From Fitzroy's Private Diary (Extract 30)
There is a saying among the more entrepreneurial of London’s stall holders that one cannot ‘con’ an honest man. The idea, I believe, is that only the greedy and the corrupt are easily parted from their money. I have never heard such utter poppycock in life.
I spend my professional life deceiving enemies of the crown. I have multiple names, and a wide range of personalities I can convincingly assume. I once tested this out by calling on my father, appearing as an overeager oenophile, determined to buy part of his cellar, and he entirely failed to see through my disguise. Manipulation is second nature to me. I consider myself to be at the height of my proficiencies, but such achievements are frequently undermined by the blatant stupidity of people.
Last night I attended a dinner party and was regaled by a lady of middling years, sitting to my left, on the wonders of Madame Viviani, who has recently infested London with her black-veiled presence. Viviani is a con artist of the first order. She relieves the gullible of their money in return for reuniting them with dead relatives via her spiritual guide, a small, squeaky-voiced child, called Mary, who sounds remarkably like Madame Viviani speaking through her nose. Fear and loss are the linchpins of the vilest predators.
Although it was proving detrimental to my appetite, I asked my dinner companion what words of wisdom her deceased one had had for her (she was going to tell me anyway, and it seemed better to move the story along apace and get it over with).
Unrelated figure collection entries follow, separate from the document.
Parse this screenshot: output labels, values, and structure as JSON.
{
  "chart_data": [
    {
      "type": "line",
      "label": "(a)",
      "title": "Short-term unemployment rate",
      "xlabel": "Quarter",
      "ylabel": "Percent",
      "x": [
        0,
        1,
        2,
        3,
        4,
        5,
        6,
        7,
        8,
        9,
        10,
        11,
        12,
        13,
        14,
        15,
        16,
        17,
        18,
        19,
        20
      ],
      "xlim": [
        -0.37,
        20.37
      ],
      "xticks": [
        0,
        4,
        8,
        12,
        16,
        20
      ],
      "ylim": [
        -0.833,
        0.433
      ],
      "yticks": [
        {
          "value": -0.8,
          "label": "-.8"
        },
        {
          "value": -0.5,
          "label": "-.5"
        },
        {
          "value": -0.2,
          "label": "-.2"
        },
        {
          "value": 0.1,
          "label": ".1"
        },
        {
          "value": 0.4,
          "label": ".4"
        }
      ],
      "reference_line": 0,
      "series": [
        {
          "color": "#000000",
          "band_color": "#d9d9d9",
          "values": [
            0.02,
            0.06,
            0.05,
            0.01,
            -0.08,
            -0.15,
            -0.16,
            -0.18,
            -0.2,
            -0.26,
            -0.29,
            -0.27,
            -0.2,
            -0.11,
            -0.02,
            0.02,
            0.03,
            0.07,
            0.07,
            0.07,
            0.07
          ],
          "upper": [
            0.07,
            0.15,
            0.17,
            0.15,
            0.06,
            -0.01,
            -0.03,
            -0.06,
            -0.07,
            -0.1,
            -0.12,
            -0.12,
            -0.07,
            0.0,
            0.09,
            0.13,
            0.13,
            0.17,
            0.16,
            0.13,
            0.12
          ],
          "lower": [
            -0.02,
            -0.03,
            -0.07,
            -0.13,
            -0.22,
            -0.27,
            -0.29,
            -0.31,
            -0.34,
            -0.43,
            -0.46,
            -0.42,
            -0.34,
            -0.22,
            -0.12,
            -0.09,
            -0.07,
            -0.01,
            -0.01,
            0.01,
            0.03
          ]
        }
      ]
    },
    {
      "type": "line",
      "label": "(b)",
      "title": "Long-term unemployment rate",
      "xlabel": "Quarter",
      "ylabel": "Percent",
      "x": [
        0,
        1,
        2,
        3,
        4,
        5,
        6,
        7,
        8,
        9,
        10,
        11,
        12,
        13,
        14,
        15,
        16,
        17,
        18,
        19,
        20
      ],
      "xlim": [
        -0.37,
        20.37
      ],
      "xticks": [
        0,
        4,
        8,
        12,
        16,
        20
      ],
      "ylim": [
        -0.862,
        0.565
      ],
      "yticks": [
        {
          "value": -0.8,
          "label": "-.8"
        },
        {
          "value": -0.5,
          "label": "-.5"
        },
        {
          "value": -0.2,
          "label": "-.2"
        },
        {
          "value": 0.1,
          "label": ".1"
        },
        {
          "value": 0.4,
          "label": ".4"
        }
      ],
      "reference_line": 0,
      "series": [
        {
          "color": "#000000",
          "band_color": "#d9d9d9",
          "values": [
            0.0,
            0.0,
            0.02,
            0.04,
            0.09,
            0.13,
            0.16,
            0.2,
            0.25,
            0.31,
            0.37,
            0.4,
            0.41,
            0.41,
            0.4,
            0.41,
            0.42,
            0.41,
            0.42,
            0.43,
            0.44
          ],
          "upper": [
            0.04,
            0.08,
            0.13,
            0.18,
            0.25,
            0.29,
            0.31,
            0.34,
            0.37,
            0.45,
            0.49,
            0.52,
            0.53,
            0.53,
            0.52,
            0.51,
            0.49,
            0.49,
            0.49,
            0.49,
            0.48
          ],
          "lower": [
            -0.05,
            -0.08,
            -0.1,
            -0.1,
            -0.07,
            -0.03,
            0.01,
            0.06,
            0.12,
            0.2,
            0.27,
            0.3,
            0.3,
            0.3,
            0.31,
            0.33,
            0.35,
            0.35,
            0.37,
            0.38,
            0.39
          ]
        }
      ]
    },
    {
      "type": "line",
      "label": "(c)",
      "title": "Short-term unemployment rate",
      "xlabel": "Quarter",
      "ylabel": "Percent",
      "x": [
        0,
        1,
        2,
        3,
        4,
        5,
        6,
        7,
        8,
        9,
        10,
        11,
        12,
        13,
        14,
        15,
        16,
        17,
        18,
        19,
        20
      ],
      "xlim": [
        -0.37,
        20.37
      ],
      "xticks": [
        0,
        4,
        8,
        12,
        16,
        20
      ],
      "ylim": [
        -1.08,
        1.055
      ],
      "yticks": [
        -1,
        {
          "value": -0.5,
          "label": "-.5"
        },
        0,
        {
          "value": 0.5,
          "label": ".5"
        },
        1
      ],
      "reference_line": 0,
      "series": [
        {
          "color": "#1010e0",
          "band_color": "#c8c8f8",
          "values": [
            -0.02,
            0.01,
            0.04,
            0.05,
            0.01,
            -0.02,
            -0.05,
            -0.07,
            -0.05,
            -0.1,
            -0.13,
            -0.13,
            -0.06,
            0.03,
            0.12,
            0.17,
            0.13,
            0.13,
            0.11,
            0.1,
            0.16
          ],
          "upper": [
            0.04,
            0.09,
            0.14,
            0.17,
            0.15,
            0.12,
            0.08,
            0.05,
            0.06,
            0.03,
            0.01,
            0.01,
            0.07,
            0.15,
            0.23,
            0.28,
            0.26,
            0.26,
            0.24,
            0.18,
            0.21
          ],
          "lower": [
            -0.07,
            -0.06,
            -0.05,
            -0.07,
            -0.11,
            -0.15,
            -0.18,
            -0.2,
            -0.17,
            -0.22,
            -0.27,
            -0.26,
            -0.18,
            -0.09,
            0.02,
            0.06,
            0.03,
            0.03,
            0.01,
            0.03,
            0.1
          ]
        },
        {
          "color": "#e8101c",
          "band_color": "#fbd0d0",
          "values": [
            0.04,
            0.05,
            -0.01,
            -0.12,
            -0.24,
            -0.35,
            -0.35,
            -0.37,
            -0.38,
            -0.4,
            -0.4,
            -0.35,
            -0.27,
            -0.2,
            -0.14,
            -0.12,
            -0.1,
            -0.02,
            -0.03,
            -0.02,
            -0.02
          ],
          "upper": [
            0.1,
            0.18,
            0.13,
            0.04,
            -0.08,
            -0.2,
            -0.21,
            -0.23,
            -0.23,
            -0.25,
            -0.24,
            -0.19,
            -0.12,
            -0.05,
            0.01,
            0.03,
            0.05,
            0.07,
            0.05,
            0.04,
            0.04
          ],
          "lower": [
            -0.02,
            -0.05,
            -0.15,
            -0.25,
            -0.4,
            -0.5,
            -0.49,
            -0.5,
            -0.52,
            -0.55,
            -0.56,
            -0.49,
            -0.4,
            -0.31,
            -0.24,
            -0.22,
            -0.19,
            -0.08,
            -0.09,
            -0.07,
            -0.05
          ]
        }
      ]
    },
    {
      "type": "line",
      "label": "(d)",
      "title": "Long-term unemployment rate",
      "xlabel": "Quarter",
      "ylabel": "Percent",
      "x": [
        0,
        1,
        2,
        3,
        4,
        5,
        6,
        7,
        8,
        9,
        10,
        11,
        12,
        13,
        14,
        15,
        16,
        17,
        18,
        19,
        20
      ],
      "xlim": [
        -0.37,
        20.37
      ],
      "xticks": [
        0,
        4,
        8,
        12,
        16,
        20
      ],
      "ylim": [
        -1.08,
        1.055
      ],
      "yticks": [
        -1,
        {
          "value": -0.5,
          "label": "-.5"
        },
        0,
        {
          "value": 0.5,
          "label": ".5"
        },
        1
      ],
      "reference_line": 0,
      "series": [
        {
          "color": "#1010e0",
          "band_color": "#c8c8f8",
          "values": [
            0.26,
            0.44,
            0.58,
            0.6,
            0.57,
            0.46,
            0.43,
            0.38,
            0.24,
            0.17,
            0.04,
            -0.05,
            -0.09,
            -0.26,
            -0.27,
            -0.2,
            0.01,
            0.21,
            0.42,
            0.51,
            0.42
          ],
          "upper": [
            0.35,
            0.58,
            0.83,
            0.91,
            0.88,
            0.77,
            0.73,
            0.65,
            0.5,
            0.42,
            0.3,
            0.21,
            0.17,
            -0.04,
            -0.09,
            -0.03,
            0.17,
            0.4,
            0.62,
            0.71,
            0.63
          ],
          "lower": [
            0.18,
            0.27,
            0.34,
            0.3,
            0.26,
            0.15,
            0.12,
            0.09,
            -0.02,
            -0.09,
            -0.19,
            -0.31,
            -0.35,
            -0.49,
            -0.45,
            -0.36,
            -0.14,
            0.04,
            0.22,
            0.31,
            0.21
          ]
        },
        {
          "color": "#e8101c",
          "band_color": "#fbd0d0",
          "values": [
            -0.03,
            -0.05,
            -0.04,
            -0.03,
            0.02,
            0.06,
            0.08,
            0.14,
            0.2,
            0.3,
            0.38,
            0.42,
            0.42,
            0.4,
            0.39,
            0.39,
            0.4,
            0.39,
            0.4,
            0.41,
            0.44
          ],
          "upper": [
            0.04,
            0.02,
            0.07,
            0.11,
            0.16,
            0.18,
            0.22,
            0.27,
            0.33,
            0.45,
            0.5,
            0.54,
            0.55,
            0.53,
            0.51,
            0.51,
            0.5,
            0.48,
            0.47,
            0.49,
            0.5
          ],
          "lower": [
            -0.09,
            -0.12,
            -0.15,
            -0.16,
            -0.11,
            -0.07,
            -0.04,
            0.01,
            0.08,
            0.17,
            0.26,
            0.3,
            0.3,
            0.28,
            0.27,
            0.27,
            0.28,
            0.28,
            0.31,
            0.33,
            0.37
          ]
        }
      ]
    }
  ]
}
She told me, having removed a handkerchief from somewhere about her person with which to dab her eyes, that her dead husband had told her to stop grieving and get on with her life. I muttered something about how generous that was of him, and received a lecture on how, in life, he had been a stickler for protocol, such as observing a full year’s mourning, but that death had enlightened him. Moreover, it seemed that every time she visited the medium, she learned more and more about her dear departed Edward, and how she was quite on her way to being more in love with him in death than she had ever been in life.
It was only my steely constitution that prevented me from losing either my supper or my temper. Such wilful and determined inanity on her part. I wondered how long it would be before Viviani suggested that her husband wanted her to bestow greater gifts upon the medium for her invaluable services. Doubtless this would occur after a few more cloying and sentimental visits during which the so-called medium, in urging her client to move on, bound her ever more tightly to her visitations. I could almost admire the cunning of it, if her ‘mark’ had not been so complicit in her own downfall. I felt no inclination to explain the deception to her. She had ruined my supper and deserved far worse.
Then, after dinner, while smoking cigars and drinking port, a member of Parliament who, rather unusually, is known for his wit and intelligence, began to praise hydro-electric therapy, which he said had quite made a new man of him. I listened to the descriptions of what he had endured and could only conclude it had been sheer luck that it had not made a corpse of him.
Not wanting to draw attention to myself, I kept my incredulousness behind my teeth. Then, the topic of the supernatural was taken up by a portly gentleman of an ever so dull disposition. Listening to him speak, ranging from gypsy curses bought by his mother to the planned exorcism of his cricket pavilion, I began to seriously consider that his soup had been laced with some kind of mind-addling drug. Another gentleman, with a caveat that none of these stores should ever leave the table, spoke of his encounter with a ghost. I waited in vain for a punchline that demonstrated this was no more than a long-winded joke, but it never came. Instead the gentlemen moved on to odder and odder experiences he had encountered, all of which I felt could simply be put down to intoxication. My night now being quite spoilt, I left early, excusing myself on grounds of a headache, which had become all too real.
The world presents enough real challenges without these foolish people concerning themselves with fictitious preternatural incidents. The service does occasionally, I admit, use a medium for the passing on of information, but she is not as predatory as the rest of her kind. She may even believe the nonsense she peddles.
If ghosts existed, as I have told my assets more than once, I would be haunted a dozen times over. There is no revenge from beyond the grave. No last messages from a loved one. Heaven has no revolving door for spirits to visit between this world and the next. When you are gone, you are gone. Life is a one-time opportunity, and people would be far better off taking full advantage of what this world has to offer than bothering themselves about what the dead might be doing in the next.